A review by svrye_docx
Seahorse by Janice Pariat

dark emotional reflective sad slow-paced
  • Plot- or character-driven? Character
  • Strong character development? Yes
  • Loveable characters? Yes
  • Diverse cast of characters? Yes
  • Flaws of characters a main focus? It's complicated

4.0

Picked this one up in preparation for a weekend trip and honestly? Could not have made a better choice.

'Seahorse' is a slow moving ping-pong match. Yeah it's a weird way to put it but hey, just when you're lulled into the beautiful and almost languid prose, suddenly the narrative shifts to a flashback. So then you settle into, once again, measured and paced-out writing - and wham! You're in the present now again but in a different present moment than the one you were in previously.

It would be confusing if it weren't that each shift in time is related to what comes before it or after. Sometimes, a bit of conversation in the present hearkens back to a flashback that Nem, our protagonist, falls into right after. Other times it's his own ruminations and reflections in the present that then set off the flashback. The connections are there - I had only one discombobulating experience and that was in the last section where present time Nem references something and I spent a whole 15 minutes reading through every previous flashback scene thinking that I must have missed this detail, only to see that a paragraph after Nem references the detail in the present time, there's the memory of it giving us the flashback.

I liked Janice Pariat's writing in this; I said it before and I'll say it again - it's measured and languid pacing.
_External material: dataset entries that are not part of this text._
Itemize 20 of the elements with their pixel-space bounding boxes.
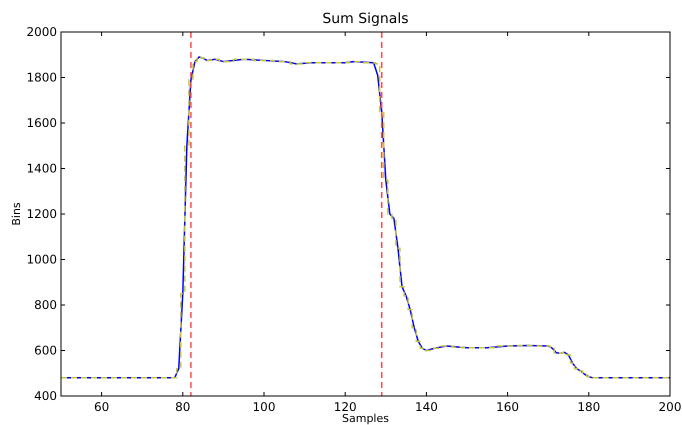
y-tick-label: 1800 (26, 70, 57, 84)
y-tick-label: 1400 (26, 162, 57, 176)
y-tick-label: 1000 (26, 252, 57, 266)
y-tick-label: 1200 (26, 207, 57, 221)
y-tick-label: 1600 (26, 116, 57, 130)
y-tick-label: 800 (34, 298, 57, 312)
chart-title: Sum Signals (322, 11, 409, 27)
x-tick-label: 80 (175, 400, 190, 414)
y-tick-label: 2000 (26, 25, 57, 39)
x-tick-label: 160 (496, 400, 520, 414)
x-tick-label: 100 (252, 400, 276, 414)
y-tick-label: 400 (34, 389, 57, 403)
x-axis-title: Samples (342, 412, 390, 425)
x-tick-label: 120 (334, 400, 357, 414)
x-tick-label: 180 (577, 400, 600, 414)
y-tick-label: 600 (34, 344, 57, 358)
x-tick-label: 140 (414, 400, 438, 414)
x-tick-label: 60 (94, 400, 110, 414)
y-axis-title: Bins (10, 202, 23, 226)
x-tick-label: 200 (658, 400, 682, 414)
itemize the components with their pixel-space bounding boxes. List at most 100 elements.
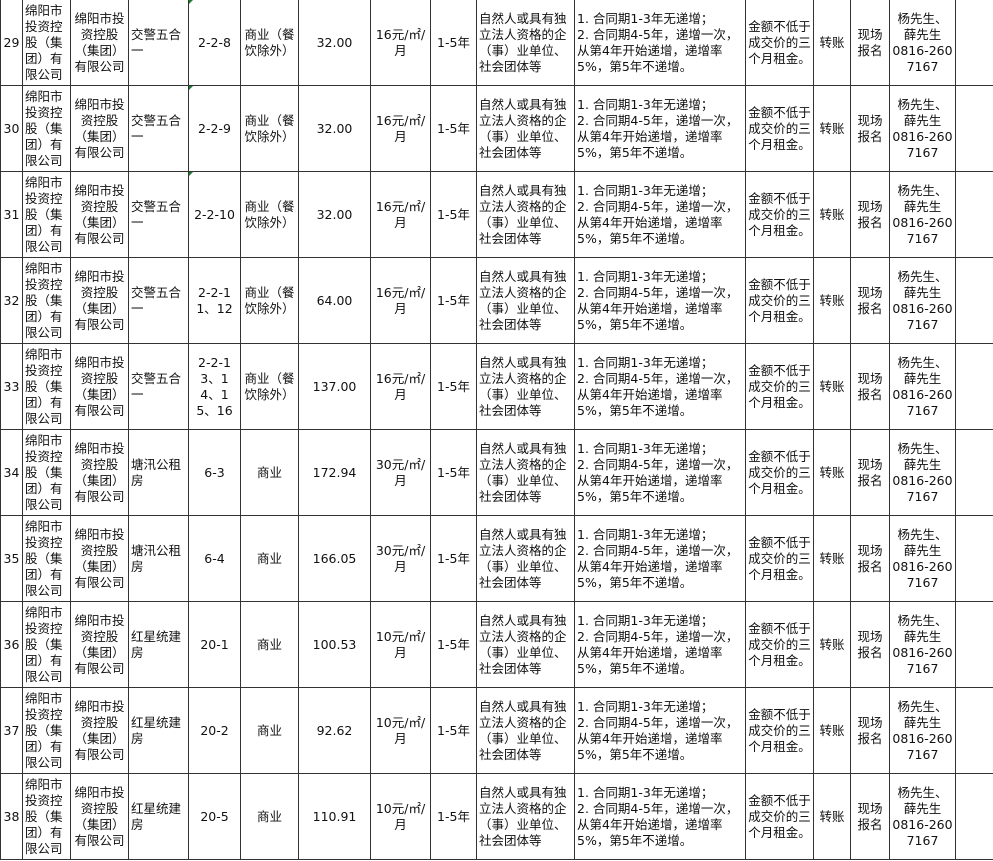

And there's a heavy focus on the surroundings and environment in almost every scene. Which is, I think, what keeps this book from sounding too cerebral and philosophical. It delves almost wholly within Nem's own perspective and is quite a reflective narrative but it breaks his inner monologuing and feelings with crisp and clear external imagery. Yes, Nem is very much a thinker, an ponderer, a deep-thoughts-haver but he isn't untouched by the world and the people around his. And I enjoyed that feeling. It made Nem a bit real and Nem's world real.